Richard was high-sticked by Hal Laycoe, and went to fight him after a bad cut on his face. Even though Laycoe was about to be penalized, Richard tried fighting him, and the referees tried restraining him.

Richard lost his cool and punched referee Cliff Thompson twice in the head, knocking him on the ground.

When does a player attack an official? Not much in today's sports anymore. But this did in fact lead to the biggest controversy in Canadiens' history.

1  1. Richard Riot

via sportsderuelle.ca

The biggest incident in Montreal Canadiens history, without a doubt.

After Richard's attack on Thompson, league president Clarence Campbell suspended Richard for the remainder of that season.

The Habs' faithful didn't take it kindly. When Campbell appeared at the Montreal Forum following Richard's suspension, a riot began in the arena and was carried out across the city.

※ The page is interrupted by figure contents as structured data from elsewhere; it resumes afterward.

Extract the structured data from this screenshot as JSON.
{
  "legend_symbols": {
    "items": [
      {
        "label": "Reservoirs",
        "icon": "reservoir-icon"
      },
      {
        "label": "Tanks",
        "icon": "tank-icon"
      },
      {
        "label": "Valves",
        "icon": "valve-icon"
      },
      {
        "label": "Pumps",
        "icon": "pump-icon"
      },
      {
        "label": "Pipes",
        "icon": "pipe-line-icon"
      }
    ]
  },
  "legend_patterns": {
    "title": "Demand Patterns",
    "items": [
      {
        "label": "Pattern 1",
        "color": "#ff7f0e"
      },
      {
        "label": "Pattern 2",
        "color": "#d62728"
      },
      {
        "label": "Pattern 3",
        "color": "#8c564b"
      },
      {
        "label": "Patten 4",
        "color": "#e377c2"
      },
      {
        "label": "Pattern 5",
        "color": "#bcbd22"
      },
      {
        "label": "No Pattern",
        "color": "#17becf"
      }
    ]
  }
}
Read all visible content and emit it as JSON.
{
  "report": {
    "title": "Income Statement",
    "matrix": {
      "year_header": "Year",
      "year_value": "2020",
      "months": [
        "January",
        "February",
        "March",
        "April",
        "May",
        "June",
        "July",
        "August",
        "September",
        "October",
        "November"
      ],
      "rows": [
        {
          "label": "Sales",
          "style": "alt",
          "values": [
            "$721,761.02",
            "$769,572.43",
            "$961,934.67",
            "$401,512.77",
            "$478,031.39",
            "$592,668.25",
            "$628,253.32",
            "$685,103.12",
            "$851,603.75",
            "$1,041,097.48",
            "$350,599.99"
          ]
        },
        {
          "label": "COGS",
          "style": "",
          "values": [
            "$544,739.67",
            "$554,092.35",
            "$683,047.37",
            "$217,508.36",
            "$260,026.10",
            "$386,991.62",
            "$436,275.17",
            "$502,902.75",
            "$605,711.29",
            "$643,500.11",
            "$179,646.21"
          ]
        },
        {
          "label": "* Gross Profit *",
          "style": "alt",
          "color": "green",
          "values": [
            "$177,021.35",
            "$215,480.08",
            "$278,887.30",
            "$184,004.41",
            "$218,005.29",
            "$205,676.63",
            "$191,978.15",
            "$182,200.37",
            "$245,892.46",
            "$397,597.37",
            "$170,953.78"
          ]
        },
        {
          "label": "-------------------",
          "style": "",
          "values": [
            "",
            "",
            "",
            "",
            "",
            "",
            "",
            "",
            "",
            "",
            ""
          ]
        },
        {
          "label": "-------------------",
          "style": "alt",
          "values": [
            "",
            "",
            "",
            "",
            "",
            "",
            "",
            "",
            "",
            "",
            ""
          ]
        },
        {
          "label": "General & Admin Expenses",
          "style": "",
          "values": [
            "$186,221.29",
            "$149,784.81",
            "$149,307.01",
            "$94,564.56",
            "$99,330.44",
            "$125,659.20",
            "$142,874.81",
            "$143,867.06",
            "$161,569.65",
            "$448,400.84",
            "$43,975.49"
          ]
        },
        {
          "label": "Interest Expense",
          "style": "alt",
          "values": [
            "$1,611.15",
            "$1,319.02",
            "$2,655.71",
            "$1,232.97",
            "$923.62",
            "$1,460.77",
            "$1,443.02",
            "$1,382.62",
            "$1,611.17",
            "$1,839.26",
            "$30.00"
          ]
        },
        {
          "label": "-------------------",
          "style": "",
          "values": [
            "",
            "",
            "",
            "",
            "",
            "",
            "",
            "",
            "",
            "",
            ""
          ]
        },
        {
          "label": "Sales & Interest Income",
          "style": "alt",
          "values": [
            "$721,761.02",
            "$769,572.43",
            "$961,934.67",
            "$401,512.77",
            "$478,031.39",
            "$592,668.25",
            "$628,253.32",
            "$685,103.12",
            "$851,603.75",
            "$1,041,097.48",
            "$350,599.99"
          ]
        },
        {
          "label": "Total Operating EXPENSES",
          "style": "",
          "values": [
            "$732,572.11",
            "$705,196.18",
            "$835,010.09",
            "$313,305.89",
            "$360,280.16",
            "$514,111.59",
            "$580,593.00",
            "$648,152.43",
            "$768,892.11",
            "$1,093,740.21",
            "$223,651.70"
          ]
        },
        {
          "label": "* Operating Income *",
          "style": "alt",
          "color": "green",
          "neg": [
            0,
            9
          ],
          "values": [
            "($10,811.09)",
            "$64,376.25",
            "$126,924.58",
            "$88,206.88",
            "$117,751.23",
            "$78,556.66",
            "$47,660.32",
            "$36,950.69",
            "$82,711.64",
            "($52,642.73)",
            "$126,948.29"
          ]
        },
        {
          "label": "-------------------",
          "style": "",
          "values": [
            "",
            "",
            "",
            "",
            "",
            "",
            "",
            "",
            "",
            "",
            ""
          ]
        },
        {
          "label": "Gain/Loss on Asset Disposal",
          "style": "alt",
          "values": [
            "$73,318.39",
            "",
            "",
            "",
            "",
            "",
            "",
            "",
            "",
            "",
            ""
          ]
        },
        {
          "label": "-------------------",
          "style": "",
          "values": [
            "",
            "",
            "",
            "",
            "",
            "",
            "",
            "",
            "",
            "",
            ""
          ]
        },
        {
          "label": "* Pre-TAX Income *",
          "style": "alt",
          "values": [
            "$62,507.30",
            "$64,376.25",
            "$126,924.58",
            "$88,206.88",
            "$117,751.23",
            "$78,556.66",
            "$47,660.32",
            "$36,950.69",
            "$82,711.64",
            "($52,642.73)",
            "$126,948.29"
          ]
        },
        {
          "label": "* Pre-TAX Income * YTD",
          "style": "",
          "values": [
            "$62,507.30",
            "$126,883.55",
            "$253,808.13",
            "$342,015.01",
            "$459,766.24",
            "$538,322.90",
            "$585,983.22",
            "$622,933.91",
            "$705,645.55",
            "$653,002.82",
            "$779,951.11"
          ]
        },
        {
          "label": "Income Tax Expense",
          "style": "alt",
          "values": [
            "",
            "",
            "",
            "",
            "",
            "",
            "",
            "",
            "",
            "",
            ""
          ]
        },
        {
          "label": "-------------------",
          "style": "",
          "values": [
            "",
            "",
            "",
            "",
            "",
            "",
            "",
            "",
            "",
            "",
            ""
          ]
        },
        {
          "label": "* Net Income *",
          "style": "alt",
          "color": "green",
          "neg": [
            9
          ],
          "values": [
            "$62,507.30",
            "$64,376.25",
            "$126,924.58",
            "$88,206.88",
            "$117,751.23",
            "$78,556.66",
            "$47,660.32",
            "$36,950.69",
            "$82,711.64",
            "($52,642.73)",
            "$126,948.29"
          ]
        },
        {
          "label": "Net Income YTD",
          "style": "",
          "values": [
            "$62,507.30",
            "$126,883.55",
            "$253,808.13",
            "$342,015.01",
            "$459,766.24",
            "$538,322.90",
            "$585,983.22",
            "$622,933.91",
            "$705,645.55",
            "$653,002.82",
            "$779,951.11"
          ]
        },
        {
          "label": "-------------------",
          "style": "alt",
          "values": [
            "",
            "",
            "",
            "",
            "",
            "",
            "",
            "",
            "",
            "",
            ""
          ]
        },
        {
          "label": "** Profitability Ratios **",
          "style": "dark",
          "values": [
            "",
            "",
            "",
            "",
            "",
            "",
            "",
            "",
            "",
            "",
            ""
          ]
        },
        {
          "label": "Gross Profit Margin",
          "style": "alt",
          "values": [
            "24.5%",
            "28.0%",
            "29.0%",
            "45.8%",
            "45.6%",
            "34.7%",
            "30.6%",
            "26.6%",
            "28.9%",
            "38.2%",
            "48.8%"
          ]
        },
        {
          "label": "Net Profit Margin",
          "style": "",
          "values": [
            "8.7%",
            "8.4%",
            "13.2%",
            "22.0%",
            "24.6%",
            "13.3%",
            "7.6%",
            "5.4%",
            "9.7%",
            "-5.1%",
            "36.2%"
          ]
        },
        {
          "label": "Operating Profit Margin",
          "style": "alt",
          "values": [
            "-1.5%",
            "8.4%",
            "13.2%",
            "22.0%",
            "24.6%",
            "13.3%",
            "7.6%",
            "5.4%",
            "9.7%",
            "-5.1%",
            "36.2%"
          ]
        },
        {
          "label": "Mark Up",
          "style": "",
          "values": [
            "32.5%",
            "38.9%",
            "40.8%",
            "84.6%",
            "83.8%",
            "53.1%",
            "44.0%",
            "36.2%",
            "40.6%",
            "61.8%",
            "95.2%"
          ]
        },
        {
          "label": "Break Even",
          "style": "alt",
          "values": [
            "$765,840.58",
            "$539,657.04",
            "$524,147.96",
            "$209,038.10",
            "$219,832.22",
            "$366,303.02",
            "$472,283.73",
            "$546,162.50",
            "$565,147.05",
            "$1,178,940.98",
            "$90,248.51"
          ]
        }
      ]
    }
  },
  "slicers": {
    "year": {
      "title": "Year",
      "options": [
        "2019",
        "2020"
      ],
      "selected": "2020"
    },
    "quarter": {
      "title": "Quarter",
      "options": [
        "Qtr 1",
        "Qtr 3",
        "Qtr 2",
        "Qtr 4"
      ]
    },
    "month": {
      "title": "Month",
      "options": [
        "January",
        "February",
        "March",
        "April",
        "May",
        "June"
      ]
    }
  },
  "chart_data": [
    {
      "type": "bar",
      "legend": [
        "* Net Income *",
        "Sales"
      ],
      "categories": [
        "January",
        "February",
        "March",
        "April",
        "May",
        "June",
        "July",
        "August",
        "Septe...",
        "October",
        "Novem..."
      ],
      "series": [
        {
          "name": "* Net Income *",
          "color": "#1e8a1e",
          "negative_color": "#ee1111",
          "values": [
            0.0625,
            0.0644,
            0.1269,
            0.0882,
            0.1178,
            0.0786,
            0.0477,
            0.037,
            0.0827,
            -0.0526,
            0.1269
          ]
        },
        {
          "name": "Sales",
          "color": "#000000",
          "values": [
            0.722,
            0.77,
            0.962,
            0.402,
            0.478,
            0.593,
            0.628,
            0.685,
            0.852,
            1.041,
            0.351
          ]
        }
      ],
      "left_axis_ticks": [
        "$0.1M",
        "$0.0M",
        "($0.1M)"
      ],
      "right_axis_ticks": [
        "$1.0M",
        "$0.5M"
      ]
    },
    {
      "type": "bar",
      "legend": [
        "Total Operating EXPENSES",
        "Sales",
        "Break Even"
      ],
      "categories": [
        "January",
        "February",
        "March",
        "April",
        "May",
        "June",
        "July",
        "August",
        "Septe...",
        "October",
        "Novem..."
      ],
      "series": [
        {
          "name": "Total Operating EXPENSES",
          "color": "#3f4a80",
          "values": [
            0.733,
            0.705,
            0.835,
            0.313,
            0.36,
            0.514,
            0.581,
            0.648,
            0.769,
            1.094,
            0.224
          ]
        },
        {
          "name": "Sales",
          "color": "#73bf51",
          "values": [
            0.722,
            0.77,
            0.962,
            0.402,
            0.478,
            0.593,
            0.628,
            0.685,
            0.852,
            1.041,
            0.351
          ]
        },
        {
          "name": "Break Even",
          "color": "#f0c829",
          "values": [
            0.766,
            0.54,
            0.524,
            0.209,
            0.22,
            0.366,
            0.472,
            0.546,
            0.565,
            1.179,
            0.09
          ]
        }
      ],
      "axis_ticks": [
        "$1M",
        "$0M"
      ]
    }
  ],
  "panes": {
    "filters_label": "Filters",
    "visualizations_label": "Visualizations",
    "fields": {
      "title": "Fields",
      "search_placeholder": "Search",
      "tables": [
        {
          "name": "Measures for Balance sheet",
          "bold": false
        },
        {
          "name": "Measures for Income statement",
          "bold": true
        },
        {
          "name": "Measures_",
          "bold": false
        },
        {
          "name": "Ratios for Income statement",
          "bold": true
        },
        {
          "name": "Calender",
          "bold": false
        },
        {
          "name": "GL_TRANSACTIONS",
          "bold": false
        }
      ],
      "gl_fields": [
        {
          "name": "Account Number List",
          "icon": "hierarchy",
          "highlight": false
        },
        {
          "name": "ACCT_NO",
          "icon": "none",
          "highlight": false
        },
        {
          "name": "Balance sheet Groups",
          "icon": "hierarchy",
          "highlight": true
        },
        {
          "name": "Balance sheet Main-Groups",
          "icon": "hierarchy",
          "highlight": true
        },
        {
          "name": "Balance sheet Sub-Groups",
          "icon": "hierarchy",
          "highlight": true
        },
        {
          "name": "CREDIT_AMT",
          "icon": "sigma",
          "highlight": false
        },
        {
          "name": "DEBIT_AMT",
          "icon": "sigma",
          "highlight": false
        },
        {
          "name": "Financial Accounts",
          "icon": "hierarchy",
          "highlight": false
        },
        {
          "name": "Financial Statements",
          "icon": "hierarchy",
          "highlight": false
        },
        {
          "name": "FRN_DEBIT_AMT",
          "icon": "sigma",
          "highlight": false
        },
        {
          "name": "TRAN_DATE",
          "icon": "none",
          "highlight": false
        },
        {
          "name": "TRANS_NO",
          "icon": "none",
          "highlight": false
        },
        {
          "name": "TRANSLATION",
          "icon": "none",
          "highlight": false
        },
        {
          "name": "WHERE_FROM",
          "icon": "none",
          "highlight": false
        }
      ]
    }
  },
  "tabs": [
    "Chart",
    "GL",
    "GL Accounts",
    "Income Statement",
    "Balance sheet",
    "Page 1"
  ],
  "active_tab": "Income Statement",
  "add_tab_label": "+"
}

Thousands of dollars worth of property damage occurred. Dozens of people were injured and 100 people were arrested. Thankfully, Richard willingly accepted the punishment and it led to peace from the fans.

Canadiens' fans did one funny thing out of this: Campbell was not related to the popular canned-soup company, but they made a bunch of canned-soups honouring Richard's name to mock Campbell.

But was all of this necessary because of one athlete's inexcusable actions? Definitely not. That's why this takes the top spot on the list.